According to Roos et al. ( 2014), species in the genus Macaca can be divided into seven species groups: i.e., sylvanus, silenus, sulawesi, sinica, arctoides, fascicularis, and mulatta. Among them, de novo assembled genomes of representative species from the silenus (pig-tailed macaques), arctoides (stump-tailed macaques), fascicularis (cynomolgus macaques), and mulatta groups (rhesus macaques) have been reported. At present, chromosome-level genome assemblies based on long-read sequencing and Hi-C technologies are only available for rhesus (GCA_003339765) and cynomolgus macaques ( M. fascicularis) (GCA_011100615), while scaffold-level assemblies based on short-read sequencing data are available for Japanese ( M. fuscata) (GCA_003118495), pig-tailed ( M. nemestrina) (GCA_000956065), and stump-tailed macaques ( M. arctoides) (GCA_021188215). Genomes for the sinica group species are not currently available. We previously reported a ~37X coverage genome of the Tibetan macaque based on short-read sequencing technology to identify species-specific variants ( Fan et al., 2014). Although short-read sequencing assemblies provide useful information regarding genomic variation, they cannot provide large-scale structural information and variation due to technology limitations. A high-quality chromosome-level Tibetan macaque reference genome is still needed to better understand adaptive evolution and perform related research. Thus, we constructed a high-quality Tibetan macaque genome assembly using PacBio long-read sequencing and Hi-C technology. We annotated the newly assembled genome, performed comparative genomic analysis with other macaque species, and identified TMSSVs. This study provides a valuable resource for future investigations on genomic diversity and adaptive evolution in primates.

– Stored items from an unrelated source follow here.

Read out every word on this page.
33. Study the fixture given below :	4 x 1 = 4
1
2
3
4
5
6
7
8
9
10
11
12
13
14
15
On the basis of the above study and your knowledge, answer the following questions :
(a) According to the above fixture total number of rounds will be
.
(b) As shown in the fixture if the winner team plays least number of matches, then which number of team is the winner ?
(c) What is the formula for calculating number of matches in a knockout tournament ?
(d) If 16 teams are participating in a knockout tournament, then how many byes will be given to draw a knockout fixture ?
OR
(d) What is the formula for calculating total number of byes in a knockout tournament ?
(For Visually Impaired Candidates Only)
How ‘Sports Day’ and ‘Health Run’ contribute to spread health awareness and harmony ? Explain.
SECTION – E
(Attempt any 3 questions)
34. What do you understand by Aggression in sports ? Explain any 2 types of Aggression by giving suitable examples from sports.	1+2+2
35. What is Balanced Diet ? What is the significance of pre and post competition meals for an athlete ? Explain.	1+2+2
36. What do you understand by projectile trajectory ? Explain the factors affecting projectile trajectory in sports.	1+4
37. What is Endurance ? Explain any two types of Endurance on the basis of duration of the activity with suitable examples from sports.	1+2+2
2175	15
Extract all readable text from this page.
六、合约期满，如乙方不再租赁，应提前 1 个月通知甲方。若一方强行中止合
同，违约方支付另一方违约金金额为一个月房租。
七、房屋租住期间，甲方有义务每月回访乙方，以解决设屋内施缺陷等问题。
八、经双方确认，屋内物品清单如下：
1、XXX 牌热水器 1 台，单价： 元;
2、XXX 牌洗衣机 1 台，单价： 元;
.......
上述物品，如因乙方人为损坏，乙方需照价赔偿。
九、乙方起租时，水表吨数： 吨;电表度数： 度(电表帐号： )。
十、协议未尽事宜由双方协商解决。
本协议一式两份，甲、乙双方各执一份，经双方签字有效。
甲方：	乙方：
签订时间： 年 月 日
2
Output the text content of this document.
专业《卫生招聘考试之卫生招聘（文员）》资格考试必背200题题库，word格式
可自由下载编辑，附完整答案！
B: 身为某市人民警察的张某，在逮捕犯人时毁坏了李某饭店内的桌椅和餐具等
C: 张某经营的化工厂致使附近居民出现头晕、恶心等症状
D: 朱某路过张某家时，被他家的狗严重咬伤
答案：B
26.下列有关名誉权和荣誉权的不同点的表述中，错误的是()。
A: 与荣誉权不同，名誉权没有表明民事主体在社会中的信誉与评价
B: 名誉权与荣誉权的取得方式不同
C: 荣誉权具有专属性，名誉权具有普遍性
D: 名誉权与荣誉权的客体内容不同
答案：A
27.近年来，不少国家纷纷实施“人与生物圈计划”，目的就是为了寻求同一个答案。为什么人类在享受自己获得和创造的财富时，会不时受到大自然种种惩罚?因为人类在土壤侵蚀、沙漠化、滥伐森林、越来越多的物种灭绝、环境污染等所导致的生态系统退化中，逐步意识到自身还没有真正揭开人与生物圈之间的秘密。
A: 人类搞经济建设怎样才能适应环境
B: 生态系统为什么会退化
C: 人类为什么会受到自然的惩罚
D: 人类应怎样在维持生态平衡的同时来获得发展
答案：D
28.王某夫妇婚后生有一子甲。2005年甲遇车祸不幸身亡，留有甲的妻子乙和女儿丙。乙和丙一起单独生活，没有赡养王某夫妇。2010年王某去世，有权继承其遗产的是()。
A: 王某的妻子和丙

The animal used for sequencing was an adult Tibetan macaque (male, 9 years old) originally from Mabian Dafengding National Nature Reserve and now housed in Sichuan Hengshu Biotechnology Co., Ltd. (Yibin, China). Sample collection followed the Regulations for the Implementation of the Protection of Terrestrial Wildlife of China (State Council Decree [1992] No. 13) and was approved by the Ethics Committee of the College of Life Sciences, Sichuan University, China (Permit No. 20200327009). Detailed descriptions of sequencing, de novo assembly, genome annotation, and comparative genomic analysis are provided in the Supplementary Materials and Methods.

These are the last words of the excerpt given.